What is the recommended fertilizer ratio (i.e. 10-10-10, 20-0-5, etc.) for...
What is the recommended fertilizer ratio (i.e. 10-10-10, 20-0-5, etc.) for starting a new lawn in raw soil? Soil was tested to be sufficient in phosphorus (75ppm), but low in lime (4.4), potassium (41ppm), calcium (343ppm), and magnesium (43ppm). I want to start the seeding process in early September, with a standard mix of bluegrass, fescue and rye.
There is no standard fertilizer for starting a new lawn because it needs to be based on a soil test. A "starter" fertilizer had phosphorus in it, but that isn't needed for your soil anyway.
Soil test results normally come with a fertilizer recommendation. Check the report you got back from the lab. It should give you some recommendations.
Your biggest problem is the low pH of 4.4. When pH is too low, the soil can have perfect levels of nutrients but not be able to utilize them. So, first order of business is to raise to pH to about 6.5. You'll need to apply about 165 lbs of lime per thousand square feet (assuming your soil is an average loam.) Use dolamitic lime, this will take care of the magnesium deficiency. This seems like a tremendous amount of lime, but when worked in it is manageable.

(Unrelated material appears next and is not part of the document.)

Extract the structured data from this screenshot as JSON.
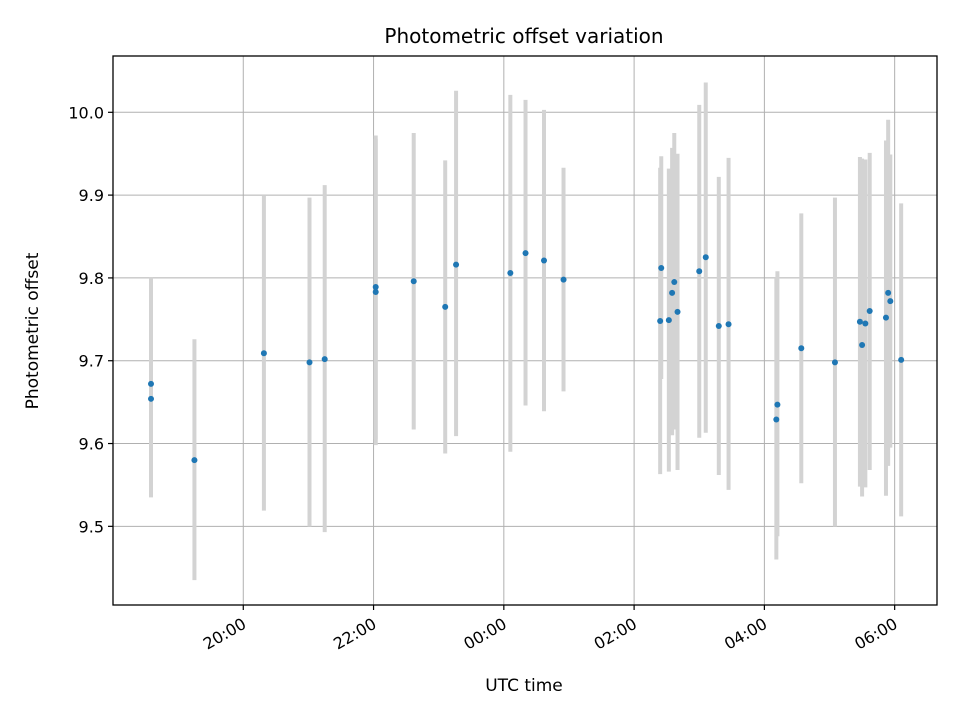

When you need to apply over 70 lbs. of lime per thousand square feet, half should be plowed into the soil and the remaining half should be raked or disked in.
We recommend seeding with primarily tall type turf fescue. Some bluegrass is okay to help get it established, but it will eventually die out. We do not recommend rye at all. This is assuming you have a sunny lawn or no more than part shade.